Jemma knows that Fiz thinks she doesn't see, but she does. How cold and distant he is, the way he avoids her in his free time. How when they work in the lab, three feet apart, it's the longest distance between them. His smiles are strained and more grimaces than anything. She's hurting him, and she can't stand that. So she distances herself from him, or she tries.

It's for the best, she tells herself.

But yet, she longs for the companionship they used to have, late nights in the lab, talking about anything and everything.

/

She can't have that anymore.

She gave that up.

/

Jemma's supposed to be a scientist, and yet she can't figure out why, the one thing she can't see, after everything she's done to him, why he helps.
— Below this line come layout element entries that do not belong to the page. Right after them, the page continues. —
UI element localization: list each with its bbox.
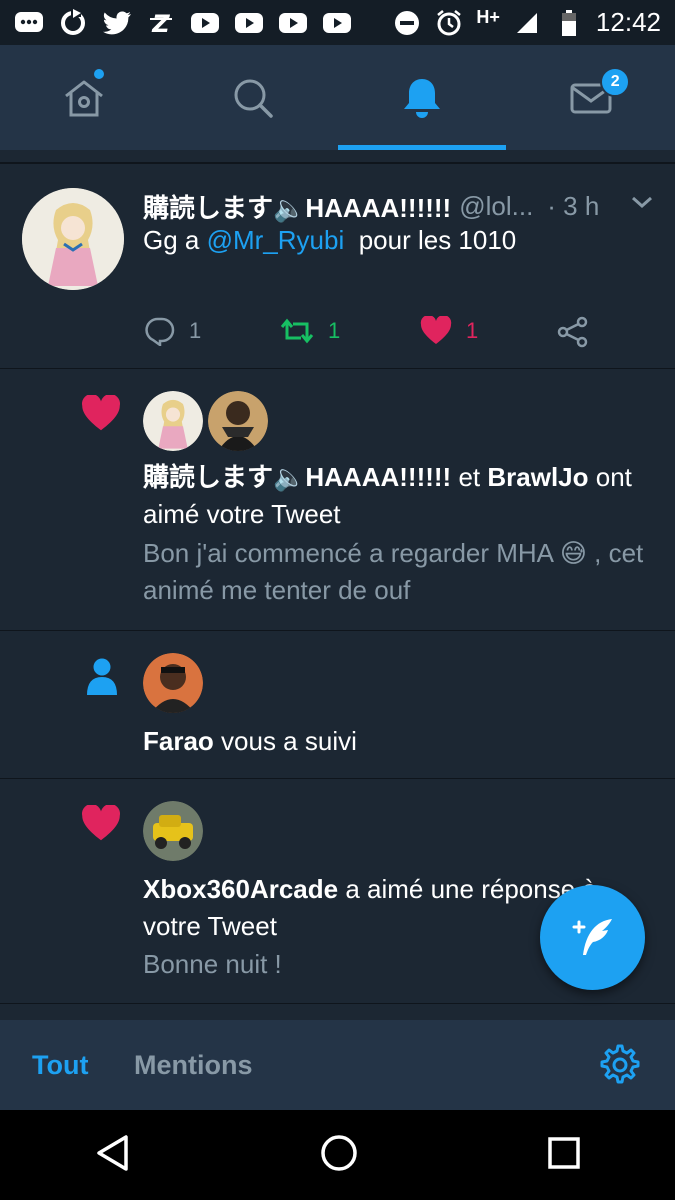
- avatar[interactable]: [208, 391, 268, 451]
- actor-name[interactable]: Xbox360Arcade: [143, 874, 338, 904]
- home-button[interactable]: [320, 1134, 358, 1177]
- like-button[interactable]: 1: [420, 316, 478, 346]
- z-app-icon: Z: [146, 10, 176, 36]
- notification-follow[interactable]: Farao vous a suivi: [0, 631, 675, 779]
- tab-search[interactable]: [169, 45, 338, 150]
- tweet-menu-chevron[interactable]: [630, 194, 654, 215]
- actor-name[interactable]: Farao: [143, 726, 214, 756]
- tweet-text-prefix: Gg a: [143, 225, 207, 255]
- reply-button[interactable]: 1: [145, 316, 201, 346]
- person-icon: [86, 657, 118, 702]
- unread-messages-badge: 2: [600, 67, 631, 97]
- compose-tweet-button[interactable]: [540, 885, 645, 990]
- tab-home[interactable]: [0, 45, 169, 150]
- recents-button[interactable]: [547, 1136, 581, 1175]
- heart-icon: [81, 804, 121, 848]
- youtube-icon: [278, 10, 308, 36]
- filter-tab-all[interactable]: Tout: [32, 1050, 88, 1081]
- dnd-icon: [392, 10, 422, 36]
- retweet-icon: [280, 318, 314, 344]
- tab-messages[interactable]: 2: [506, 45, 675, 150]
- twitter-icon: [102, 10, 132, 36]
- share-button[interactable]: [557, 316, 589, 348]
- tweet-time: · 3 h: [547, 191, 600, 221]
- notification-filter-bar: Tout Mentions: [0, 1020, 675, 1110]
- settings-button[interactable]: [598, 1043, 642, 1092]
- top-nav: 2: [0, 45, 675, 150]
- reply-count: 1: [189, 318, 202, 343]
- mention-link[interactable]: @Mr_Ryubi: [207, 225, 345, 255]
- compose-tweet-icon: [572, 918, 612, 955]
- alarm-icon: [434, 9, 464, 36]
- bell-icon: [403, 78, 440, 118]
- reply-icon: [145, 317, 175, 346]
- filter-tab-mentions[interactable]: Mentions: [134, 1050, 253, 1081]
- battery-icon: [554, 9, 584, 36]
- actor-name[interactable]: 購読します🔈HAAAA!!!!!!: [143, 462, 451, 492]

Why he looked her in the eye after she broke and finally told him the truth, and promised they'd get Will back. Why he stays, why he still cares. He felt something for her, Jemma is sure of it, and she broke his heart, so why is he still around?

/

She doesn't tell him- or anyone that this is the worst torture, that this hurts so bad. To save one man means to break another. To save Will, the one who saved her and kept her alive and sane on the godforsaken planet. Or Fiz, her friend, her lab partner, her everything. Jemma chose, and she's breaking Fiz.

/

The others look at Fiz with pity. But she's not missing anything, she see's him, because she knows him so well.

She doesn't hear him crying in his room at night.

She doesn't see him sit down in the lab, staring at equations and schematics, trying to forget but at the same time wondering, what if?

She doesn't see his heart break.

She doesn't see that he still loves her.

/

He won't know that this is tearing her apart.